In a last attempt to avoid these writers’ accursed influence, I had decided to use a recently invented technique of not writing, but rather tape-recording. At least, Joyce and Proust had not known it, and certainly not Kafka. I felt somehow close
to the latter, perhaps because our names began with K.
Most of the student writers of novels, as if fulfilling a promise, described the places where they had been born: the cities, villages, mountains, steppes, fjords, tundra or canyons. Nostalgia for these places was for some accompanied by a kind of superciliousness towards Moscow, the treacherous beauty who tried to employ her charms to estrange them from their birthplaces.
I was not a part of this clan, especially because I was sure that the girls of Moscow, though not those of the cloddish Soviet Union, were the sweetest in the world, an opinion I thought would never change.

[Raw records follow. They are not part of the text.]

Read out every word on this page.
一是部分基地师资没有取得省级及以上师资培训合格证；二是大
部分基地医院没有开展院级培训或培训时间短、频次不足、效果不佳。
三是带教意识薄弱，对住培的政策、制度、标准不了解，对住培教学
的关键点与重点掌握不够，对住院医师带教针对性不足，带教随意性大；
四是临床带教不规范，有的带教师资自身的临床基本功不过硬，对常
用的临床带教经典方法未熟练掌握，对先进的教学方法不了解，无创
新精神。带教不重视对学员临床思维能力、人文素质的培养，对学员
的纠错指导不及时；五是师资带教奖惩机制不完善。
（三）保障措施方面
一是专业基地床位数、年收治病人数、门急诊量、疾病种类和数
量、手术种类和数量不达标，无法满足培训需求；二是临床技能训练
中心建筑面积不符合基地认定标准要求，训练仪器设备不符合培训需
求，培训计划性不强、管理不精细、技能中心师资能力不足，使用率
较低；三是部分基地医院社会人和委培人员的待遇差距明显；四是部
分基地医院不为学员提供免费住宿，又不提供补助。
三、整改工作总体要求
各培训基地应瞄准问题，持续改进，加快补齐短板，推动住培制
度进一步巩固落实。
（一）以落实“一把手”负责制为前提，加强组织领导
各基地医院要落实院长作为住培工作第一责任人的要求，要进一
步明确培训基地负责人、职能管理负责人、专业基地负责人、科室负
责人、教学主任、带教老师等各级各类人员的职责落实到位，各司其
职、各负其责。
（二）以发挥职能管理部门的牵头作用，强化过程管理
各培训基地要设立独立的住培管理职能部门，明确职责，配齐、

So I was not a Moscow-sceptic but, without knowing why, I unexpectedly obeyed a call in the blood, remembered something that I was sure I’d forgotten forever: the city of my birth.
So you forgot me? But you remember me now I’m useful?
I was sure that I had no need of this city, and neither our professors nor dogma forced us to write about our home towns. This urge had no connection with the merits of these places, but with the recesses of our souls.
If I dared try to explain the inexplicable, I would say that if this city appeared to me grim and reproachful, like the ghost of a murdered king, this wasn’t its fault but mine. Just as it wasn’t to blame for its reputation for producing two kinds of people: the famous and the crazy.